We develop a multivariate unobserved components model to extract business cycle and financial cycle indicators from a panel of economic and financial time series of four large developed economies. Our model is flexible and allows for the inclusion of cycle components in different selections of economic variables with different scales and with possible phase shifts. We find clear evidence of the presence of a financial cycle with a length that is approximately twice the length of a regular business cycle. Moreover, cyclical movements in credit related variables largely depend on the financial cycle, and only marginally on the business cycle. Property prices appear to have their own idiosyncratic dynamics and do not substantially load on business or financial cycle components. Systemic surveillance policies should therefore account for the different dynamic components in typical macro financial variables.
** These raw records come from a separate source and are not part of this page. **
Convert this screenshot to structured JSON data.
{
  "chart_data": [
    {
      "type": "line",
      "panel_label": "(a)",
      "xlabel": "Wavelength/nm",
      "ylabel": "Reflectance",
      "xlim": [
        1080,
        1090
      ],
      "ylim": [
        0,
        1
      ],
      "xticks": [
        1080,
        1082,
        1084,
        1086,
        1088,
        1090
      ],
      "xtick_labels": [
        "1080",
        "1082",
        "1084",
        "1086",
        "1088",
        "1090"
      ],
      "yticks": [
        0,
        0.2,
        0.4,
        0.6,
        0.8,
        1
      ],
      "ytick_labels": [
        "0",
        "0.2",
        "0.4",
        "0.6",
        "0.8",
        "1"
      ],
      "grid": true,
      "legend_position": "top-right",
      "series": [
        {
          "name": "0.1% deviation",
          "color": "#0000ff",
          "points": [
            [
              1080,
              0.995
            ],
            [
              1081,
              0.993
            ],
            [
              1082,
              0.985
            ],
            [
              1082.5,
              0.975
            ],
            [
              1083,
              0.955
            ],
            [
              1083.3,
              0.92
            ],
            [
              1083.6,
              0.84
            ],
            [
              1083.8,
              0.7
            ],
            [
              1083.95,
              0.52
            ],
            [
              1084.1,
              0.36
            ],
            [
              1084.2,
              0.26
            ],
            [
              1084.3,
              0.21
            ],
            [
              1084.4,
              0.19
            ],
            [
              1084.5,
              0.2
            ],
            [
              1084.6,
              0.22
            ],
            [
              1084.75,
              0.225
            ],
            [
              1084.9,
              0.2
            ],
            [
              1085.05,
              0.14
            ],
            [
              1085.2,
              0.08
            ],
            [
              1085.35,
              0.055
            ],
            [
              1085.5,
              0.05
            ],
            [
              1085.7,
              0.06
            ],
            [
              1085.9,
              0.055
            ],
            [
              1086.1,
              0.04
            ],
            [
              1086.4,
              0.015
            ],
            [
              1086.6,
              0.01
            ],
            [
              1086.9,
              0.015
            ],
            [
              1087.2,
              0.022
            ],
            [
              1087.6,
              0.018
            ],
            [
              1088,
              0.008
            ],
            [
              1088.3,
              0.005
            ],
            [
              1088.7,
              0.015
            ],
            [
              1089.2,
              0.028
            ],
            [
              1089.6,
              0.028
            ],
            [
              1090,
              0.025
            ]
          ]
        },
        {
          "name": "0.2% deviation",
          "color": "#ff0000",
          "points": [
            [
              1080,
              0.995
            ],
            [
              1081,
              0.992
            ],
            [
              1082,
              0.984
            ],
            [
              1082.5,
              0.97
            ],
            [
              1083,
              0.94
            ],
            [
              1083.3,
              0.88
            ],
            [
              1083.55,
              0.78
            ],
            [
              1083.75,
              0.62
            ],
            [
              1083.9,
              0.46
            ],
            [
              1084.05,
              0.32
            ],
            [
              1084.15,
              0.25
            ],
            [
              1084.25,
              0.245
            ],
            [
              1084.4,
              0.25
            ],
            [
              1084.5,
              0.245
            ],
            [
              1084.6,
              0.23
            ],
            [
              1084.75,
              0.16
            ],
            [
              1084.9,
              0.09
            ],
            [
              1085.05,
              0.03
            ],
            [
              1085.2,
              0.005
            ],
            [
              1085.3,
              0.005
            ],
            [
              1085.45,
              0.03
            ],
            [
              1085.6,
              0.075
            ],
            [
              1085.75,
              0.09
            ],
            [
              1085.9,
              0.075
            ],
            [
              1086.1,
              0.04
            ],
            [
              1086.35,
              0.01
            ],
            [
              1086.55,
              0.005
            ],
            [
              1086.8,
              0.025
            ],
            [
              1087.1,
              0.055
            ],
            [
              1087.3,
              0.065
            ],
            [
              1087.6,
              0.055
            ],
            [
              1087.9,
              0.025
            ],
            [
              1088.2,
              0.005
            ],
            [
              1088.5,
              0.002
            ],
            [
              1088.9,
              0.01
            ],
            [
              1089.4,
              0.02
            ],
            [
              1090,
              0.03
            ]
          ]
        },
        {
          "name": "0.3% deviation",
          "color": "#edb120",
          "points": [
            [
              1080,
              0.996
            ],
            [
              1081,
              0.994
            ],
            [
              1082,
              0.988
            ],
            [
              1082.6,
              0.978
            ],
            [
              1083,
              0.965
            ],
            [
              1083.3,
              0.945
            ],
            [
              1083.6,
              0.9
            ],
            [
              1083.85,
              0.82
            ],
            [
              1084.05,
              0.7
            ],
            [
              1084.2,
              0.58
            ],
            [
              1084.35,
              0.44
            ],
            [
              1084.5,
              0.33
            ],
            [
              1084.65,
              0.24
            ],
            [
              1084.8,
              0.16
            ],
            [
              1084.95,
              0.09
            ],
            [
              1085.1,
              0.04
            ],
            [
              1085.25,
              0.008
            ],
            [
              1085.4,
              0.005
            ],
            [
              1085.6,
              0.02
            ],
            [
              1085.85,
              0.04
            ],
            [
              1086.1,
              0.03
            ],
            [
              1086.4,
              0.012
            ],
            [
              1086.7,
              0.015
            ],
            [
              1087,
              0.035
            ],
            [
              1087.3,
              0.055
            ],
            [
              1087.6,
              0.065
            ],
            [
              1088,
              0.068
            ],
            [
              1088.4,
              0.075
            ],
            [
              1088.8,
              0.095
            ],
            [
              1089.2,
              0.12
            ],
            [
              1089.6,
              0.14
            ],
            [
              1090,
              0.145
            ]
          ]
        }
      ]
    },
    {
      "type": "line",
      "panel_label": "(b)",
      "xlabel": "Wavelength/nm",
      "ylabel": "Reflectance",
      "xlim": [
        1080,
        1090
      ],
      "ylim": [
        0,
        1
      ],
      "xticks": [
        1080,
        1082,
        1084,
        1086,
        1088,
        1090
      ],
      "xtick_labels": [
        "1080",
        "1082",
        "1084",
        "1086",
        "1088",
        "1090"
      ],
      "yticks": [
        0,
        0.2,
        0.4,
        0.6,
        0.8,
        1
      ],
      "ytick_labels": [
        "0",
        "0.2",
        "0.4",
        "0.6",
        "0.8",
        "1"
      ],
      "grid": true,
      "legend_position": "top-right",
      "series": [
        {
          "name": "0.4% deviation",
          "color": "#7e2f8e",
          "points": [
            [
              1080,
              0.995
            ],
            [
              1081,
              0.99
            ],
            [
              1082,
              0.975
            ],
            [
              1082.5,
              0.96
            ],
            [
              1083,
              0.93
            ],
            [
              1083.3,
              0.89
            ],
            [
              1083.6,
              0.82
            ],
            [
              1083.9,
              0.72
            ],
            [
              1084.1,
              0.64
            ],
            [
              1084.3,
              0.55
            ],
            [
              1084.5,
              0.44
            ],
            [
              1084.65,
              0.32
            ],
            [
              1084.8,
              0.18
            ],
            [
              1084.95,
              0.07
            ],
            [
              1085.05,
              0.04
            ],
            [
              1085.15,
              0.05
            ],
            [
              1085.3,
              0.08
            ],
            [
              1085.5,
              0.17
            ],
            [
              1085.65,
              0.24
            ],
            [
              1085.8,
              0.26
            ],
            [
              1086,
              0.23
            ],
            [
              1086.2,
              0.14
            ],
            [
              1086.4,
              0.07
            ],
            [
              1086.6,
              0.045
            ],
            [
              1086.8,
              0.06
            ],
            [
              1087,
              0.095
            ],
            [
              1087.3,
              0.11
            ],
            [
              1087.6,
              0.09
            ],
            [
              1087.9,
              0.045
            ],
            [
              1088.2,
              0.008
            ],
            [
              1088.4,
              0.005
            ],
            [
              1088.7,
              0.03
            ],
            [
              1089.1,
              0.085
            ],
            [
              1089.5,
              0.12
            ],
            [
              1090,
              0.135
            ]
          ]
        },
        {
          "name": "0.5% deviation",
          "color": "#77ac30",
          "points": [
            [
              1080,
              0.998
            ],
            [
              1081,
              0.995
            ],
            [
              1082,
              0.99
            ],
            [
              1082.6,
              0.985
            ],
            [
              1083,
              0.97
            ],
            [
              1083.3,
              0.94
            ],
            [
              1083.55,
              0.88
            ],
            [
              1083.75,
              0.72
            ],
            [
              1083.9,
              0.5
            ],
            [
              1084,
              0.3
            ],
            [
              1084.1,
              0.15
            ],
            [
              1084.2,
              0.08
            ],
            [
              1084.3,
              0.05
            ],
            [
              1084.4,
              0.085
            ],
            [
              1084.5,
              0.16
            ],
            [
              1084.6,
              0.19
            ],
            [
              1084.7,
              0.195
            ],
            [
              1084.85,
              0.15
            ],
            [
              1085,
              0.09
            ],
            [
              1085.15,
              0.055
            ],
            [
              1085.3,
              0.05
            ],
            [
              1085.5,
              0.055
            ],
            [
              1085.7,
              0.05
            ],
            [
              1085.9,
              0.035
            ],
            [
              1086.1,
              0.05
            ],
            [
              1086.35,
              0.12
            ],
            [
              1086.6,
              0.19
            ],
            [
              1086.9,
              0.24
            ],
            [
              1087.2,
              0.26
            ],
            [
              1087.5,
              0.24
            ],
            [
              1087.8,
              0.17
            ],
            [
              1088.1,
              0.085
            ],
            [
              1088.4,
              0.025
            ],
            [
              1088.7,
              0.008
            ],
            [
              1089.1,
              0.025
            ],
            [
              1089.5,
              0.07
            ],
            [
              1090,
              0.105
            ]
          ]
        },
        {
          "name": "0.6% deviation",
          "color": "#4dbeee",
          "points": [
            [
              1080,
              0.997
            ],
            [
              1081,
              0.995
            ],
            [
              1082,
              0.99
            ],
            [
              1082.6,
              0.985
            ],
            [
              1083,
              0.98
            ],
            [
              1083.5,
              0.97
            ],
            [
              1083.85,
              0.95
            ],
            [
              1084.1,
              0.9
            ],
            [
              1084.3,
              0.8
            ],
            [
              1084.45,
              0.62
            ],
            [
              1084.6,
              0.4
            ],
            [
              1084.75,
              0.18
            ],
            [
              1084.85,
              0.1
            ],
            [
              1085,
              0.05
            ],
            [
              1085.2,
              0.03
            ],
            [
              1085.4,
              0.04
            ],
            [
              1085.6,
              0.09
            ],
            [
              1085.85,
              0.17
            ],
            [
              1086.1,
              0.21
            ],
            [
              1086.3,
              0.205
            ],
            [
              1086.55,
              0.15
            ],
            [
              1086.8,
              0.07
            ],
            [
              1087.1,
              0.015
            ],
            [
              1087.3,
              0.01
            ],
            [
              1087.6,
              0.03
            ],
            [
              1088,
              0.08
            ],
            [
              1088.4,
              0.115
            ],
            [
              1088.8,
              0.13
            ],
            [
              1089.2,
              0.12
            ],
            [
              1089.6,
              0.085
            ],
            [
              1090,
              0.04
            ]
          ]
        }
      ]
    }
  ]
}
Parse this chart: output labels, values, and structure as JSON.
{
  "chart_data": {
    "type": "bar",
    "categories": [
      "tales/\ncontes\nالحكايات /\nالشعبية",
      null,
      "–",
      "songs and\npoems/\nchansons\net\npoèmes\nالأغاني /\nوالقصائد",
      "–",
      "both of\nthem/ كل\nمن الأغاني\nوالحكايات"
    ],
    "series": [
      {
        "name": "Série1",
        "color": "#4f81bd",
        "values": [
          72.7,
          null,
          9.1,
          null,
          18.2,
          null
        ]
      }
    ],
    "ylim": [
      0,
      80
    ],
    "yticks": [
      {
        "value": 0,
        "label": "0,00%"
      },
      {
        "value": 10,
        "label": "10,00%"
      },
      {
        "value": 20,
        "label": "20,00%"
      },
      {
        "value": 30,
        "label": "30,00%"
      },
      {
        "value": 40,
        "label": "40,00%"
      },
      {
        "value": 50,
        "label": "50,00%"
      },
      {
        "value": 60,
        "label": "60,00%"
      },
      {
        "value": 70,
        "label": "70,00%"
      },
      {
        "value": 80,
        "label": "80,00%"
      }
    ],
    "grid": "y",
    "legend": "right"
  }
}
A dynamic bivariate Poisson model for analysing and forecasting match results in the English Premier League [link] , with Koopman, S.J.  Journal article

Journal of the Royal Statistical Society, Series A (2015), 178(1), 167-186

We develop a statistical model for the analysis and forecasting of football match results which assumes a bivariate Poisson distribution with intensity coefficients that change stochastically over time. The dynamic model is a novelty in the statistical time series analysis of match results in team sports. Our treatment is based on state space and importance sampling methods which are computationally efficient. The out-of-sample performance of our methodology is verified in a betting strategy that is applied to the match outcomes from the 2010–2011 and 2011–2012 seasons of the English football Premier League.